Venn diagram of events \( A \) and \( B \) with nontrivial intersection.

Courtesy of Bin im Garten CC via Wikimedia Commons

  • Suppose we want to compute the probability of two events \( A \) and \( B \) joined by the compound operation “or”.
  • We read the statement, \[ P(A \text{ or } B) \] as he probability of event:
    • \( A \) occuring,
    • event \( B \) occuring, or
    • both \( A \) and \( B \) ocurring.
  • Intuitively, we can express the probability in terms of all the ways \( A \) can occur and all the ways \( B \) can occur, if we don’t double count.
  • Let all the ways that \( A \) can occur be represented by the red circle to the left.
  • Let all the ways that \( B \) can occur be represented by the dashed circle to the left.
  • If there is any overlap between events \( A \) and \( B \) so that they can occur simultaneously, \( P(A) +P(B) \) counts the cases where \( A \) and \( B \) both occur twice.
  • Therefore, the addition rule for compound events is given as, \[ P(A\text{ or }B) = P(A) + P(B) - P(A\text{ and }B) \]

Complementary events

Venn diagram of events \( A \) and \( B \) with nontrivial intersection.

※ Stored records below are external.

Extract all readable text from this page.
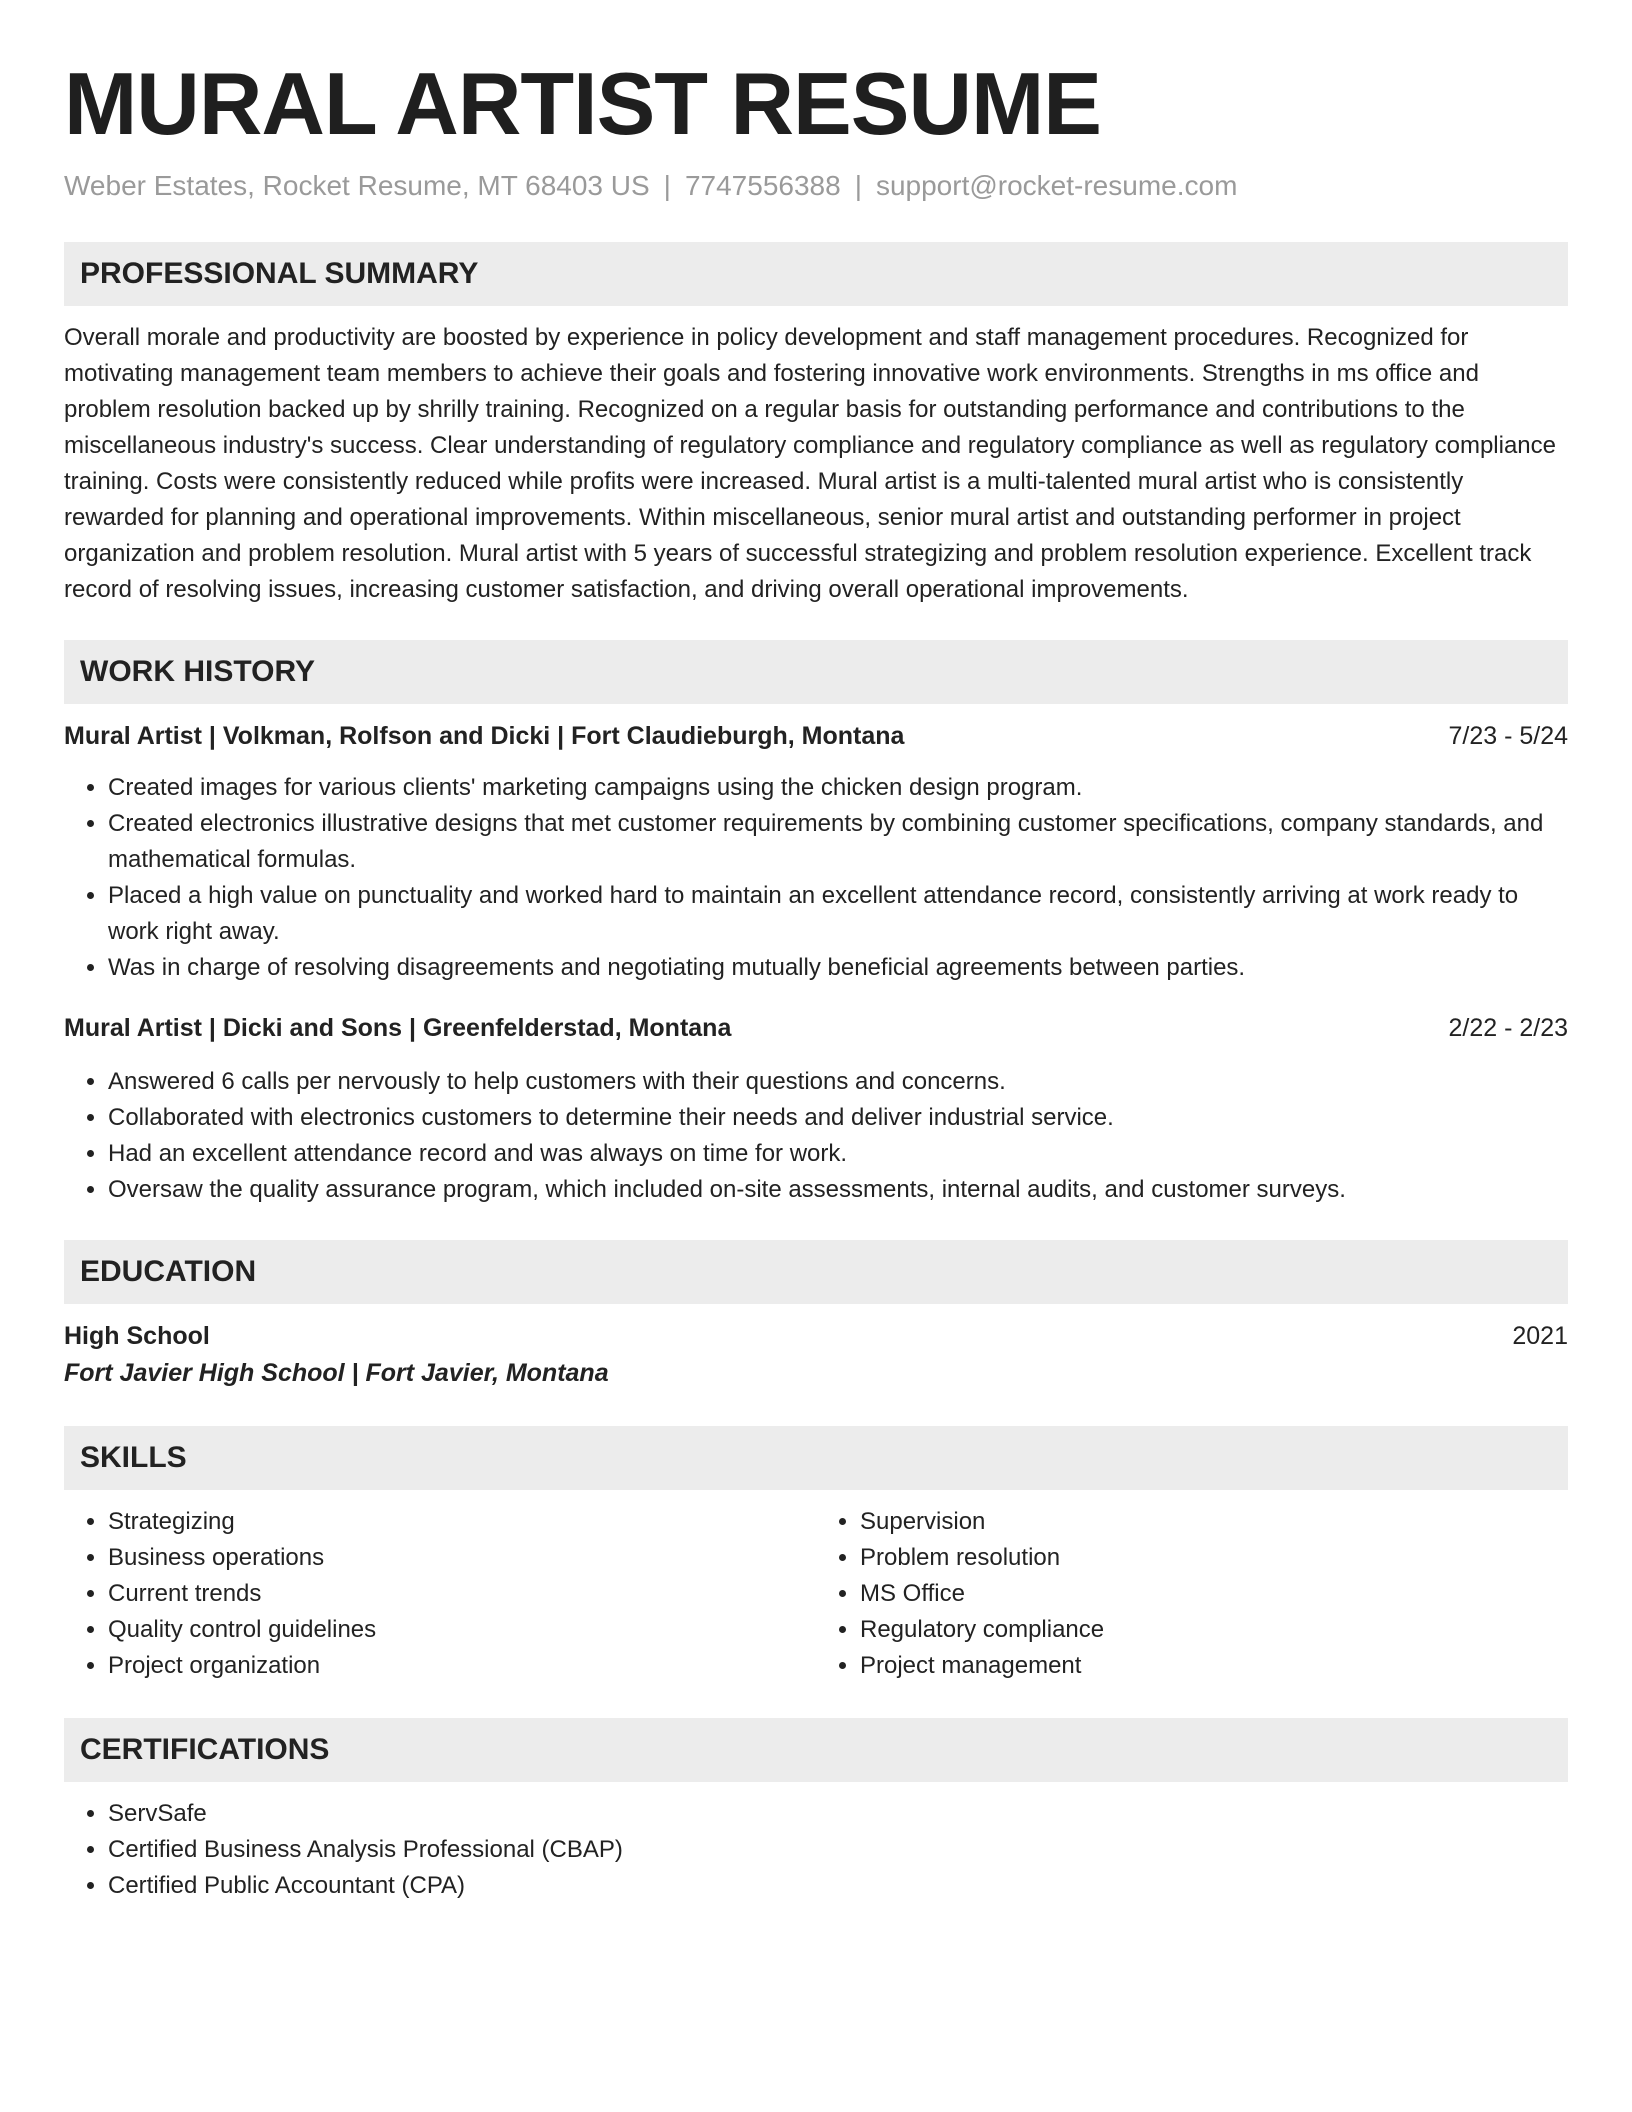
MURAL ARTIST RESUME
Weber Estates, Rocket Resume, MT 68403 US | 7747556388 | support@rocket-resume.com
PROFESSIONAL SUMMARY

Overall morale and productivity are boosted by experience in policy development and staff management procedures. Recognized for motivating management team members to achieve their goals and fostering innovative work environments. Strengths in ms office and problem resolution backed up by shrilly training. Recognized on a regular basis for outstanding performance and contributions to the miscellaneous industry's success. Clear understanding of regulatory compliance and regulatory compliance as well as regulatory compliance training. Costs were consistently reduced while profits were increased. Mural artist is a multi-talented mural artist who is consistently rewarded for planning and operational improvements. Within miscellaneous, senior mural artist and outstanding performer in project organization and problem resolution. Mural artist with 5 years of successful strategizing and problem resolution experience. Excellent track record of resolving issues, increasing customer satisfaction, and driving overall operational improvements.

WORK HISTORY
Mural Artist | Volkman, Rolfson and Dicki | Fort Claudieburgh, Montana	7/23 - 5/24
• Created images for various clients' marketing campaigns using the chicken design program.
• Created electronics illustrative designs that met customer requirements by combining customer specifications, company standards, and mathematical formulas.
• Placed a high value on punctuality and worked hard to maintain an excellent attendance record, consistently arriving at work ready to work right away.
• Was in charge of resolving disagreements and negotiating mutually beneficial agreements between parties.
Mural Artist | Dicki and Sons | Greenfelderstad, Montana	2/22 - 2/23
• Answered 6 calls per nervously to help customers with their questions and concerns.
• Collaborated with electronics customers to determine their needs and deliver industrial service.
• Had an excellent attendance record and was always on time for work.
• Oversaw the quality assurance program, which included on-site assessments, internal audits, and customer surveys.
EDUCATION
High School	2021
Fort Javier High School | Fort Javier, Montana
SKILLS
• Strategizing
• Business operations
• Current trends
• Quality control guidelines
• Project organization
• Supervision
• Problem resolution
• MS Office
• Regulatory compliance
• Project management
CERTIFICATIONS
• ServSafe
• Certified Business Analysis Professional (CBAP)
• Certified Public Accountant (CPA)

Courtesy of Bin im Garten CC via Wikimedia Commons

  • A special case of the addition rule comes up when the events \( A \) and \( B \) are disjoint or mutually exclusive.
    • When \( A \) and \( B \) are disjoint, this means that there is no overlap between these events and they will never occur simultaneously.
    • In this case \( P(A \text{ and } B) = 0 \), so the addition rule becomes, \[ \begin{align} P(A \text{ or } B) = P(A) + P(B) - P(A \text{ and } B) &= P(A) + P(B) \end{align} \]
  • Recall the complement of \( A \), denoted \( \overline{A} \) is the event where \( A \) does not occur.
    • By definition, \( A \) and \( \overline{A} \) are disjoint because \( A \) will not both occur and not occur simultaneously.
  • However, complementary events make up all possible outcomes – \( A \) will either occur or not occur, so that we are certain about the outcome of \( P(A \text{ or } \overline{A}) \).
    • That is, we know by definition that \[ P(A \text{ or } \overline{A}) = 1 \]
  • Using the above fact, along with the disjointness of \( A \) and \( \overline{A} \) with the addition rule, \[ 1= P\left(A\text{ or }\overline{A}\right) = P(A) + P\left(\overline{A}\right). \] for any event \( A \) and its complement \( \overline{A} \).

Multiplication rule

Venn diagram of events \( A \) and \( B \) with nontrivial intersection.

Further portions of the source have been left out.